Quaternion
- class wpimath.geometry.Quaternion(*args, **kwargs)
Bases:
pybind11_object
Represents a quaternion.
Overloaded function.
__init__(self: wpimath.geometry._geometry.Quaternion) -> None
Constructs a quaternion with a default angle of 0 degrees.
__init__(self: wpimath.geometry._geometry.Quaternion, w: float, x: float, y: float, z: float) -> None
Constructs a quaternion with the given components.
- Parameters:
w – W component of the quaternion.
x – X component of the quaternion.
y – Y component of the quaternion.
z – Z component of the quaternion.
- W() float
Returns W component of the quaternion.
- WPIStruct = <capsule object "WPyStruct">
- X() float
Returns X component of the quaternion.
- Y() float
Returns Y component of the quaternion.
- Z() float
Returns Z component of the quaternion.
- conjugate() wpimath.geometry._geometry.Quaternion
Returns the conjugate of the quaternion.
- dot(other: wpimath.geometry._geometry.Quaternion) float
Returns the elementwise product of two quaternions.
- exp(*args, **kwargs)
Overloaded function.
exp(self: wpimath.geometry._geometry.Quaternion, other: wpimath.geometry._geometry.Quaternion) -> wpimath.geometry._geometry.Quaternion
Matrix exponential of a quaternion.
- Parameters:
other – the “Twist” that will be applied to this quaternion.
exp(self: wpimath.geometry._geometry.Quaternion) -> wpimath.geometry._geometry.Quaternion
Matrix exponential of a quaternion.
source: wpimath/algorithms.md
If this quaternion is in 𝖘𝖔(3) and you are looking for an element of SO(3), use FromRotationVector
- static fromRotationVector(rvec: numpy.ndarray[numpy.float64[3, 1]]) wpimath.geometry._geometry.Quaternion
Returns the quaternion representation of this rotation vector.
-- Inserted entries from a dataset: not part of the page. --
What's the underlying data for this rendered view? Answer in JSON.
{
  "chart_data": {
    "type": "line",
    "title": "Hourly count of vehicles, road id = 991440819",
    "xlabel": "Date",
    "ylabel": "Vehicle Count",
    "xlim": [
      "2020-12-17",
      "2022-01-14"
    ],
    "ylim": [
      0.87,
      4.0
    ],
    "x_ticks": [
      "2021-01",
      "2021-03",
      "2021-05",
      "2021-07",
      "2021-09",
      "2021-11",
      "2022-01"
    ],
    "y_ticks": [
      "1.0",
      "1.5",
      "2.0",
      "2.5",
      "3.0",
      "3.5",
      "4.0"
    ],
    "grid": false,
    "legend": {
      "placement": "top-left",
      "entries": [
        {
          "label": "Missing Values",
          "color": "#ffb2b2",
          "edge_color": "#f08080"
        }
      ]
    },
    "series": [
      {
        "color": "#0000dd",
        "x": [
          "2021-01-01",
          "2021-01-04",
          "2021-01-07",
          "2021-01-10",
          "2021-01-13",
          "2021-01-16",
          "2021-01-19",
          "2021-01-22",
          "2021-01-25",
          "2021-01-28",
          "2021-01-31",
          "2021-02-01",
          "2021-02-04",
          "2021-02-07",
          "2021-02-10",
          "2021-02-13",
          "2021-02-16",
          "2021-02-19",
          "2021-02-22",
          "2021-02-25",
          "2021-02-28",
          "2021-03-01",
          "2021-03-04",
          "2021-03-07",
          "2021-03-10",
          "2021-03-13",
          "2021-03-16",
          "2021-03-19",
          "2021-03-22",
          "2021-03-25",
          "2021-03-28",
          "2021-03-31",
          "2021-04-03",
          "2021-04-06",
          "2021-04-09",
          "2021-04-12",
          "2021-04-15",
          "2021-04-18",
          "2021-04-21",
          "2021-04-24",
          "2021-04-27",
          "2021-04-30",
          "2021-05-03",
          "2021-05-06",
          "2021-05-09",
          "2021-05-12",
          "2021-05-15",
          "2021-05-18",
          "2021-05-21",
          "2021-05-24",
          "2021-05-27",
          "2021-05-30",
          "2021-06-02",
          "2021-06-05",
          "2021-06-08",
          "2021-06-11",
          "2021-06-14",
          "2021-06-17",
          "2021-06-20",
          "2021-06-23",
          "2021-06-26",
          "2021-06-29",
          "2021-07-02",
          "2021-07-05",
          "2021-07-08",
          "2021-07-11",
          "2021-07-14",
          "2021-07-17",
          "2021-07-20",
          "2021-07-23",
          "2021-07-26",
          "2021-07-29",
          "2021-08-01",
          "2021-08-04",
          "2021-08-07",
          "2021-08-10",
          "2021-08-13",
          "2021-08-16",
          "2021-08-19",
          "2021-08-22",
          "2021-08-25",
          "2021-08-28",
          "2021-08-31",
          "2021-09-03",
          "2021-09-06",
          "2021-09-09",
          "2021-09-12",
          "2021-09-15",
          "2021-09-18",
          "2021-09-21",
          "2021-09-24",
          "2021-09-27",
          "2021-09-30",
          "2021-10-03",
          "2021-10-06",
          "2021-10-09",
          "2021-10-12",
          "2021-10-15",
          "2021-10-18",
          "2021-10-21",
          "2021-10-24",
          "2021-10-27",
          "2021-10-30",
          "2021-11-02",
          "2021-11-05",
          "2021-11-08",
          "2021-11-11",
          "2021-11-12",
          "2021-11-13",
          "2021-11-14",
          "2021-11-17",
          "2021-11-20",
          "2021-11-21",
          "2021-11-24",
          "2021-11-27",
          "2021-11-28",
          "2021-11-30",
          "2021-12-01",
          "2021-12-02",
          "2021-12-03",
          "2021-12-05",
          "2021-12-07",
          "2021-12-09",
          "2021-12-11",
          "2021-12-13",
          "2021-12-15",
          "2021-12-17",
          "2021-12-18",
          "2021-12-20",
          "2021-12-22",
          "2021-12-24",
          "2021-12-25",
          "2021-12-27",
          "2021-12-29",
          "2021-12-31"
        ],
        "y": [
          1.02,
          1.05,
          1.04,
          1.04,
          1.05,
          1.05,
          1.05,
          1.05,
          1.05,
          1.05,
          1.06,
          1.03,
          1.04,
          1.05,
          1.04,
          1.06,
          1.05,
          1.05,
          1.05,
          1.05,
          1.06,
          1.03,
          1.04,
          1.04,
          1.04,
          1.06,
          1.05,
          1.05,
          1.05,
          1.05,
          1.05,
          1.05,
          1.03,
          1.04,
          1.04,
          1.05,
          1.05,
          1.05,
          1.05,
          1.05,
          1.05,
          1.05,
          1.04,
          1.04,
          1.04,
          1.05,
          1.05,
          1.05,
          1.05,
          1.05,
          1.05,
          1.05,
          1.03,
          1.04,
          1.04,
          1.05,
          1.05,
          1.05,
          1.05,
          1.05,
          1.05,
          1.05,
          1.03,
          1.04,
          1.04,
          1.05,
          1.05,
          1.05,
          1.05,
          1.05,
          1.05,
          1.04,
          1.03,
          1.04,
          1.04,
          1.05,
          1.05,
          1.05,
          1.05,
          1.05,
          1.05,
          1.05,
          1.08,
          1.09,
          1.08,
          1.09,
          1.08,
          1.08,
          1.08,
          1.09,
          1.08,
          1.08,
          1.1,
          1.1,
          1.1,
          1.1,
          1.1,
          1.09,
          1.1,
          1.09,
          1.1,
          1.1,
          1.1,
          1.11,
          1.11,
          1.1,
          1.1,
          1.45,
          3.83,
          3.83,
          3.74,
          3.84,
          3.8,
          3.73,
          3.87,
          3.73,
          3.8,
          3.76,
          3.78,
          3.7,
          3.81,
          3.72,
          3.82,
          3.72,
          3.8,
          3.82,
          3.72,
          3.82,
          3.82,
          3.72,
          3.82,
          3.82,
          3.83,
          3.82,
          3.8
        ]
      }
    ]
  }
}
This is also the exp operator of 𝖘𝖔(3).
source: wpimath/algorithms.md
- inverse() wpimath.geometry._geometry.Quaternion
Returns the inverse of the quaternion.
- log(*args, **kwargs)
Overloaded function.
log(self: wpimath.geometry._geometry.Quaternion, other: wpimath.geometry._geometry.Quaternion) -> wpimath.geometry._geometry.Quaternion
Log operator of a quaternion.
- Parameters:
other – The quaternion to map this quaternion onto
log(self: wpimath.geometry._geometry.Quaternion) -> wpimath.geometry._geometry.Quaternion
Log operator of a quaternion.
source: wpimath/algorithms.md
If this quaternion is in SO(3) and you are looking for an element of 𝖘𝖔(3), use ToRotationVector
- norm() float
Calculates the L2 norm of the quaternion.
- normalize() wpimath.geometry._geometry.Quaternion
Normalizes the quaternion.
- pow(t: float) wpimath.geometry._geometry.Quaternion
Calculates this quaternion raised to a power.
- Parameters:
t – the power to raise this quaternion to.
- toRotationVector() numpy.ndarray[numpy.float64[3, 1]]
Returns the rotation vector representation of this quaternion.
This is also the log operator of SO(3).